Misisipi
Page 17
Stencek closed his eyes and imagined himself away to the white warm shores of Long Beach. His sons were skipping in the Atlantic surf and he crouched down and began gathering sand for the great castle they would soon all build.
Chapter 28
Scott first noticed the SUV some ways south of Winchester. It made a dark spot against the clean blue sky as it crested the brow of the hill behind him. Growing urgently in his rearview, he expected it to drift out and overtake; the road ahead was clear and it was coming at him hot. Instead, it closed within 50 yards and eased up, holding steady behind.
It had a deep blue paintjob and the meanest-looking rack Scott had ever seen, a safari-style cage which bristled like black antlers above the roof. A bulky chrome crash bar was fixed to the front and four large square spotlights on the roof rack returned his stare. The driver did not. An opaque opal-black windshield hid whomever was behind the wheel.
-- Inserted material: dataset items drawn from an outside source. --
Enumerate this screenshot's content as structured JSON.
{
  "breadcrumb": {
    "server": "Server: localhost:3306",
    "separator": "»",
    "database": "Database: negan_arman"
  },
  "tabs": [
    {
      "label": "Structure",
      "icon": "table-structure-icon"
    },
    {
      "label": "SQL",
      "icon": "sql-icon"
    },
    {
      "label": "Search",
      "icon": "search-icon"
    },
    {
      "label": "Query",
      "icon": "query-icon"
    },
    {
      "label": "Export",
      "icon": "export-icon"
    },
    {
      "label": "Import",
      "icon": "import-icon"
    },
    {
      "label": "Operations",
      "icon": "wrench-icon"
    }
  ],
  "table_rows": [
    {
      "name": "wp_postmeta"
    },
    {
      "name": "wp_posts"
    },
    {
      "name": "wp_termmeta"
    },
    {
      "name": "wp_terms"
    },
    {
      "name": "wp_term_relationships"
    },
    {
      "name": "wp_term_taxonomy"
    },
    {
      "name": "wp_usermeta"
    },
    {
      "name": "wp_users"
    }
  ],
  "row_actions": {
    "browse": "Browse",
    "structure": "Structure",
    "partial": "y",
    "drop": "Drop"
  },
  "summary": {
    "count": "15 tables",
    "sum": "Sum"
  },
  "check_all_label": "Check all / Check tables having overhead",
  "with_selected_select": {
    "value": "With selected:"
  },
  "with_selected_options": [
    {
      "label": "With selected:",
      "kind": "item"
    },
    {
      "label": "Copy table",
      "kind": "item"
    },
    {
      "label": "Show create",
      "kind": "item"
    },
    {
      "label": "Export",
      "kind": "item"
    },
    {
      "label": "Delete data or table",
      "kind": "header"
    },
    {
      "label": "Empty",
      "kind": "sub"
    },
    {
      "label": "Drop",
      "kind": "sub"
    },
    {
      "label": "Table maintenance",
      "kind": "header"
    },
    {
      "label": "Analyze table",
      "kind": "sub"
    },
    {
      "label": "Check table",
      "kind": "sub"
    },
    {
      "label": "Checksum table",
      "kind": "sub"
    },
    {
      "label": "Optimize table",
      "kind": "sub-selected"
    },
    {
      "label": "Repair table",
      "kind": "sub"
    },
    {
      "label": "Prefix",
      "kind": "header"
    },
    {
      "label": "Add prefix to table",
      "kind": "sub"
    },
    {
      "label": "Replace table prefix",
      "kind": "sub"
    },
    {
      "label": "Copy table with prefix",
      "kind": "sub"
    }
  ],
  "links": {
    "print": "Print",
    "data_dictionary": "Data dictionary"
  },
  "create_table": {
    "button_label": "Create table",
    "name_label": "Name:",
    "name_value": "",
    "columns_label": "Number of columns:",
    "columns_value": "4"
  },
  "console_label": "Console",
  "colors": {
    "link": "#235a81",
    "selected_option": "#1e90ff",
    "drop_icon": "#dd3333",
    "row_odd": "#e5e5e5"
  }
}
Scott checked his speed—72—and sheepishly slowed. He looked to locate cop pulse-lights in the toothy grill of the SUV. There were none. Still, he brought it back to 55 and made a ‘go-round’ gesture over his right shoulder. The blue leviathan just cruised on his tail at the same distance as before.
Asshole, Scott thought as he slid partially into the breakdown lane to give way. Instead of availing, the SUV followed suite, coming in line behind.
Scott considered completely pulling over and waiting until this redneck was in the next county. It wasn’t a cop; probably some kids in the old man’s weekend runabout, having some sport with the out-of-towner. They didn’t drive like pimpled punks though. This was controlled and disciplined. It had intent.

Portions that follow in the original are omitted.